Baby hamsters should not be handled until they are ten to fourteen days old at the least. When it is safe to handle them depends by a large part on the mother. Well-tamed and socialized females tend to be more accepting of their babies being handled. Take your cues from her and move slowly. If she shows you she is unhappy with what you are doing, back off and try again after a few days. The babies will probably act frightened and make squeak or even try to bite.
It is important that you keep the babies away from drafts. Those tiny little critters can move suddenly and quickly so be very cautious about making sure they can not jump or fall from your hand. Start slowly, only handle each baby for a few minutes at a time and not more than once a day. By three or four weeks of age they will be ready for more time and activity outside of the cage. A plastic hamster ball is an ideal way to interact with your hamsters and to allow them to explore the world outside their cage. This also provides an excellent opportunity for them to get some exercise.
At four to six weeks of age the babies should be weaned by removing them from their mothers cage. It is especially important to separate the males and females at this time to prevent breeding.
Why Did She Kill Her Babies?
Unfortunately, for a variety of reasons mother hamsters will kill and even eat some or all of her babies. Usually this will happen with in the first week of the new babies lives. The most common reason for this happening is having her nest or babies messed with. Some mother hamsters just will not tolerate human contact during that first week. Some mother hamsters don't tolerate much contact until their babies are weaned. The good news is that most mommas go back to their normal social selves after the babies have been weaned and removed from her cage.
Keeping the cage in a quiet corner of the house away from noise and commotion greatly reduces the risk of this happening.

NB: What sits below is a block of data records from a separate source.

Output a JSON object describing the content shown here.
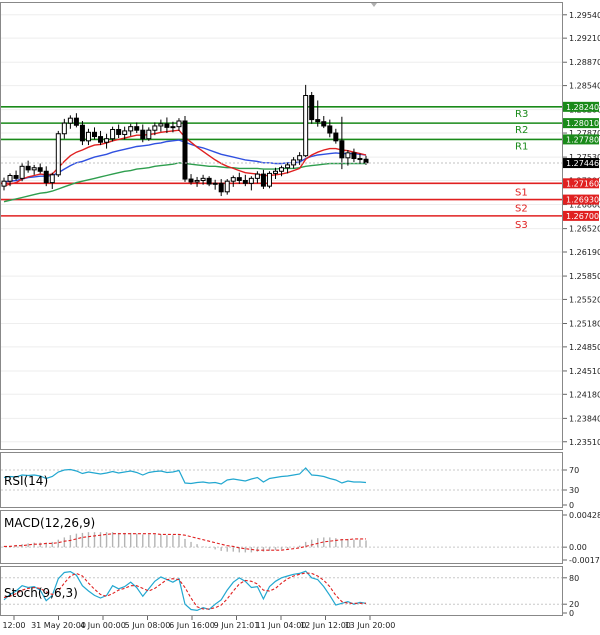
{
  "chart_data": [
    {
      "type": "candlestick",
      "instrument_note": "",
      "price_ticks": [
        "1.29540",
        "1.29210",
        "1.28870",
        "1.28540",
        "1.28200",
        "1.27870",
        "1.27530",
        "1.27200",
        "1.26860",
        "1.26520",
        "1.26190",
        "1.25850",
        "1.25520",
        "1.25180",
        "1.24850",
        "1.24510",
        "1.24180",
        "1.23840",
        "1.23510"
      ],
      "ylim": [
        1.2345,
        1.2965
      ],
      "levels": [
        {
          "name": "R3",
          "value": 1.2824,
          "label": "1.28240",
          "color": "#1a8a1a"
        },
        {
          "name": "R2",
          "value": 1.2801,
          "label": "1.28010",
          "color": "#1a8a1a"
        },
        {
          "name": "R1",
          "value": 1.2778,
          "label": "1.27780",
          "color": "#1a8a1a"
        },
        {
          "name": "S1",
          "value": 1.2716,
          "label": "1.27160",
          "color": "#e02020"
        },
        {
          "name": "S2",
          "value": 1.2693,
          "label": "1.26930",
          "color": "#e02020"
        },
        {
          "name": "S3",
          "value": 1.267,
          "label": "1.26700",
          "color": "#e02020"
        }
      ],
      "current_price": {
        "value": 1.27446,
        "label": "1.27446"
      },
      "time_labels": [
        "12:00",
        "31 May 20:00",
        "4 Jun 00:00",
        "5 Jun 08:00",
        "6 Jun 16:00",
        "9 Jun 21:01",
        "11 Jun 04:00",
        "12 Jun 12:00",
        "13 Jun 20:00"
      ],
      "ohlc": [
        [
          1.2712,
          1.2724,
          1.2706,
          1.2719
        ],
        [
          1.2719,
          1.273,
          1.2712,
          1.2727
        ],
        [
          1.2727,
          1.2734,
          1.272,
          1.2723
        ],
        [
          1.2723,
          1.2745,
          1.2719,
          1.274
        ],
        [
          1.274,
          1.2748,
          1.2731,
          1.2735
        ],
        [
          1.2735,
          1.2742,
          1.2728,
          1.2738
        ],
        [
          1.2738,
          1.2744,
          1.273,
          1.2733
        ],
        [
          1.2733,
          1.274,
          1.2712,
          1.2717
        ],
        [
          1.2717,
          1.2731,
          1.2708,
          1.2728
        ],
        [
          1.2728,
          1.279,
          1.2725,
          1.2786
        ],
        [
          1.2786,
          1.2807,
          1.2779,
          1.2801
        ],
        [
          1.2801,
          1.2812,
          1.2793,
          1.2808
        ],
        [
          1.2808,
          1.2815,
          1.2795,
          1.2798
        ],
        [
          1.2798,
          1.2804,
          1.277,
          1.2776
        ],
        [
          1.2776,
          1.2793,
          1.277,
          1.2788
        ],
        [
          1.2788,
          1.2795,
          1.2778,
          1.2782
        ],
        [
          1.2782,
          1.279,
          1.277,
          1.2774
        ],
        [
          1.2774,
          1.2786,
          1.2765,
          1.2779
        ],
        [
          1.2779,
          1.2796,
          1.2775,
          1.2792
        ],
        [
          1.2792,
          1.2799,
          1.278,
          1.2785
        ],
        [
          1.2785,
          1.2796,
          1.2778,
          1.279
        ],
        [
          1.279,
          1.28,
          1.2783,
          1.2796
        ],
        [
          1.2796,
          1.2802,
          1.2787,
          1.2791
        ],
        [
          1.2791,
          1.2799,
          1.2774,
          1.2779
        ],
        [
          1.2779,
          1.2795,
          1.2776,
          1.2791
        ],
        [
          1.2791,
          1.2802,
          1.2784,
          1.2797
        ],
        [
          1.2797,
          1.2806,
          1.2789,
          1.28
        ],
        [
          1.28,
          1.2809,
          1.2787,
          1.2795
        ],
        [
          1.2795,
          1.2803,
          1.2788,
          1.2796
        ],
        [
          1.2796,
          1.2808,
          1.279,
          1.2804
        ],
        [
          1.2804,
          1.2811,
          1.2718,
          1.2722
        ],
        [
          1.2722,
          1.2729,
          1.2714,
          1.2718
        ],
        [
          1.2718,
          1.2725,
          1.2711,
          1.272
        ],
        [
          1.272,
          1.2728,
          1.2714,
          1.2723
        ],
        [
          1.2723,
          1.2726,
          1.2712,
          1.2715
        ],
        [
          1.2715,
          1.2721,
          1.2707,
          1.2716
        ],
        [
          1.2716,
          1.2722,
          1.2698,
          1.2704
        ],
        [
          1.2704,
          1.2722,
          1.27,
          1.2719
        ],
        [
          1.2719,
          1.2727,
          1.2711,
          1.2724
        ],
        [
          1.2724,
          1.2731,
          1.2715,
          1.272
        ],
        [
          1.272,
          1.2728,
          1.2712,
          1.2716
        ],
        [
          1.2716,
          1.2726,
          1.2706,
          1.2723
        ],
        [
          1.2723,
          1.2733,
          1.2716,
          1.2729
        ],
        [
          1.2729,
          1.2735,
          1.2708,
          1.2712
        ],
        [
          1.2712,
          1.2733,
          1.2709,
          1.273
        ],
        [
          1.273,
          1.2738,
          1.2722,
          1.2733
        ],
        [
          1.2733,
          1.2741,
          1.2726,
          1.2738
        ],
        [
          1.2738,
          1.2745,
          1.273,
          1.2742
        ],
        [
          1.2742,
          1.2753,
          1.2737,
          1.2749
        ],
        [
          1.2749,
          1.276,
          1.2742,
          1.2755
        ],
        [
          1.2755,
          1.2855,
          1.2753,
          1.284
        ],
        [
          1.284,
          1.2845,
          1.28,
          1.2806
        ],
        [
          1.2806,
          1.2833,
          1.2796,
          1.2803
        ],
        [
          1.2803,
          1.2811,
          1.2794,
          1.2797
        ],
        [
          1.2797,
          1.2806,
          1.2781,
          1.2787
        ],
        [
          1.2787,
          1.2793,
          1.2772,
          1.2776
        ],
        [
          1.2776,
          1.281,
          1.2736,
          1.2752
        ],
        [
          1.2752,
          1.2763,
          1.2741,
          1.2759
        ],
        [
          1.2759,
          1.2765,
          1.2746,
          1.2751
        ],
        [
          1.2751,
          1.2758,
          1.2744,
          1.275
        ],
        [
          1.275,
          1.2755,
          1.2742,
          1.2745
        ]
      ],
      "ma_fast": {
        "color": "#e02020",
        "values": [
          1.2712,
          1.2715,
          1.2717,
          1.2722,
          1.2725,
          1.2727,
          1.2729,
          1.2728,
          1.2729,
          1.2738,
          1.2747,
          1.2755,
          1.276,
          1.2763,
          1.2767,
          1.277,
          1.2771,
          1.2773,
          1.2776,
          1.2778,
          1.278,
          1.2782,
          1.2784,
          1.2784,
          1.2785,
          1.2786,
          1.2788,
          1.2789,
          1.279,
          1.2791,
          1.2781,
          1.2774,
          1.2767,
          1.2761,
          1.2755,
          1.2749,
          1.2744,
          1.274,
          1.2737,
          1.2734,
          1.2731,
          1.273,
          1.2729,
          1.2727,
          1.2727,
          1.2728,
          1.2729,
          1.2731,
          1.2734,
          1.2737,
          1.275,
          1.2756,
          1.276,
          1.2763,
          1.2765,
          1.2765,
          1.2763,
          1.2762,
          1.276,
          1.2758,
          1.2756
        ]
      },
      "ma_mid": {
        "color": "#3050e0",
        "values": [
          1.2718,
          1.2719,
          1.272,
          1.2722,
          1.2724,
          1.2725,
          1.2726,
          1.2726,
          1.2727,
          1.2731,
          1.2736,
          1.2741,
          1.2745,
          1.2747,
          1.275,
          1.2753,
          1.2755,
          1.2757,
          1.276,
          1.2762,
          1.2764,
          1.2766,
          1.2768,
          1.2769,
          1.277,
          1.2772,
          1.2773,
          1.2775,
          1.2776,
          1.2777,
          1.2774,
          1.2771,
          1.2768,
          1.2766,
          1.2763,
          1.276,
          1.2757,
          1.2755,
          1.2753,
          1.2751,
          1.2749,
          1.2748,
          1.2747,
          1.2745,
          1.2745,
          1.2744,
          1.2744,
          1.2745,
          1.2745,
          1.2746,
          1.2751,
          1.2754,
          1.2756,
          1.2757,
          1.2758,
          1.2759,
          1.2758,
          1.2758,
          1.2758,
          1.2757,
          1.2756
        ]
      },
      "ma_slow": {
        "color": "#2e9e4e",
        "values": [
          1.269,
          1.2692,
          1.2694,
          1.2696,
          1.2698,
          1.27,
          1.2702,
          1.2703,
          1.2705,
          1.2708,
          1.2711,
          1.2714,
          1.2717,
          1.2719,
          1.2721,
          1.2723,
          1.2725,
          1.2727,
          1.2729,
          1.2731,
          1.2733,
          1.2734,
          1.2736,
          1.2737,
          1.2738,
          1.274,
          1.2741,
          1.2742,
          1.2743,
          1.2745,
          1.2744,
          1.2743,
          1.2742,
          1.2741,
          1.274,
          1.274,
          1.2739,
          1.2738,
          1.2738,
          1.2737,
          1.2737,
          1.2737,
          1.2737,
          1.2736,
          1.2736,
          1.2736,
          1.2737,
          1.2737,
          1.2737,
          1.2738,
          1.274,
          1.2741,
          1.2742,
          1.2743,
          1.2744,
          1.2744,
          1.2744,
          1.2744,
          1.2744,
          1.2744,
          1.2744
        ]
      }
    },
    {
      "type": "line",
      "title": "RSI(14)",
      "y_ticks": [
        "70",
        "30",
        "0"
      ],
      "ylim": [
        0,
        100
      ],
      "levels": [
        70,
        30
      ],
      "color": "#22a7d0",
      "values": [
        55,
        57,
        56,
        60,
        59,
        60,
        58,
        53,
        57,
        66,
        70,
        71,
        68,
        63,
        66,
        64,
        62,
        64,
        67,
        64,
        66,
        68,
        65,
        60,
        65,
        67,
        68,
        65,
        66,
        69,
        44,
        43,
        45,
        46,
        44,
        45,
        42,
        50,
        52,
        50,
        48,
        52,
        55,
        46,
        53,
        55,
        57,
        58,
        60,
        62,
        74,
        60,
        59,
        57,
        53,
        50,
        44,
        48,
        46,
        46,
        45
      ]
    },
    {
      "type": "histogram+line",
      "title": "MACD(12,26,9)",
      "y_ticks": [
        "0.004289",
        "0.00",
        "-0.001713"
      ],
      "ylim": [
        -0.001713,
        0.004289
      ],
      "hist_color": "#b4b4b4",
      "signal_color": "#e02020",
      "hist": [
        0.0001,
        0.0002,
        0.0003,
        0.0004,
        0.0005,
        0.0006,
        0.0006,
        0.0006,
        0.0007,
        0.001,
        0.0013,
        0.0016,
        0.0018,
        0.0019,
        0.002,
        0.002,
        0.002,
        0.002,
        0.002,
        0.0019,
        0.0019,
        0.0019,
        0.0018,
        0.0017,
        0.0017,
        0.0017,
        0.0017,
        0.0016,
        0.0016,
        0.0016,
        0.0011,
        0.0007,
        0.0004,
        0.0001,
        -0.0001,
        -0.0003,
        -0.0005,
        -0.0006,
        -0.0006,
        -0.0007,
        -0.0007,
        -0.0007,
        -0.0006,
        -0.0006,
        -0.0005,
        -0.0004,
        -0.0003,
        -0.0002,
        0.0,
        0.0002,
        0.0007,
        0.001,
        0.0012,
        0.0013,
        0.0013,
        0.0012,
        0.0011,
        0.0011,
        0.001,
        0.001,
        0.0009
      ],
      "signal": [
        0.0001,
        0.0001,
        0.0002,
        0.0002,
        0.0003,
        0.0004,
        0.0004,
        0.0005,
        0.0005,
        0.0006,
        0.0008,
        0.0009,
        0.0011,
        0.0013,
        0.0014,
        0.0015,
        0.0016,
        0.0017,
        0.0018,
        0.0018,
        0.0018,
        0.0018,
        0.0018,
        0.0018,
        0.0018,
        0.0018,
        0.0017,
        0.0017,
        0.0017,
        0.0017,
        0.0016,
        0.0014,
        0.0012,
        0.001,
        0.0008,
        0.0006,
        0.0004,
        0.0002,
        0.0001,
        -0.0001,
        -0.0002,
        -0.0003,
        -0.0004,
        -0.0004,
        -0.0004,
        -0.0004,
        -0.0004,
        -0.0003,
        -0.0002,
        -0.0001,
        0.0001,
        0.0003,
        0.0005,
        0.0007,
        0.0008,
        0.0009,
        0.001,
        0.001,
        0.0011,
        0.0011,
        0.0011
      ]
    },
    {
      "type": "line",
      "title": "Stoch(9,6,3)",
      "y_ticks": [
        "80",
        "20",
        "0"
      ],
      "ylim": [
        0,
        100
      ],
      "levels": [
        80,
        20
      ],
      "main_color": "#22a7d0",
      "signal_color": "#e02020",
      "main": [
        30,
        42,
        50,
        62,
        58,
        60,
        52,
        28,
        40,
        78,
        92,
        94,
        86,
        62,
        50,
        40,
        34,
        40,
        62,
        55,
        60,
        70,
        58,
        38,
        55,
        72,
        82,
        76,
        70,
        78,
        20,
        8,
        6,
        12,
        8,
        20,
        30,
        52,
        70,
        80,
        72,
        58,
        60,
        32,
        60,
        72,
        80,
        84,
        88,
        90,
        95,
        80,
        76,
        60,
        40,
        18,
        22,
        26,
        20,
        24,
        22
      ],
      "signal": [
        35,
        38,
        44,
        52,
        56,
        58,
        56,
        48,
        42,
        50,
        68,
        84,
        90,
        84,
        68,
        54,
        42,
        38,
        44,
        52,
        56,
        62,
        62,
        56,
        50,
        56,
        66,
        76,
        78,
        76,
        58,
        34,
        14,
        9,
        9,
        12,
        18,
        32,
        50,
        66,
        74,
        72,
        66,
        52,
        50,
        56,
        68,
        78,
        84,
        88,
        91,
        90,
        84,
        74,
        60,
        40,
        26,
        22,
        22,
        22,
        22
      ]
    }
  ]
}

You should not allow anyone to handle the mother or babies or to put their hands into the cage. Avoid changing the bedding for the first two weeks unless absolutely necessary. Allowing the new mom and her babies some peace and quiet for the first week and then take it slowly from there to almost eliminate this problem and ensure happy healthy babies and mom.
This article is accurate and true to the best of the author’s knowledge. It is not meant to substitute for diagnosis, prognosis, treatment, prescription, or formal and individualized advice from a veterinary medical professional. Animals exhibiting signs and symptoms of distress should be seen by a veterinarian immediately.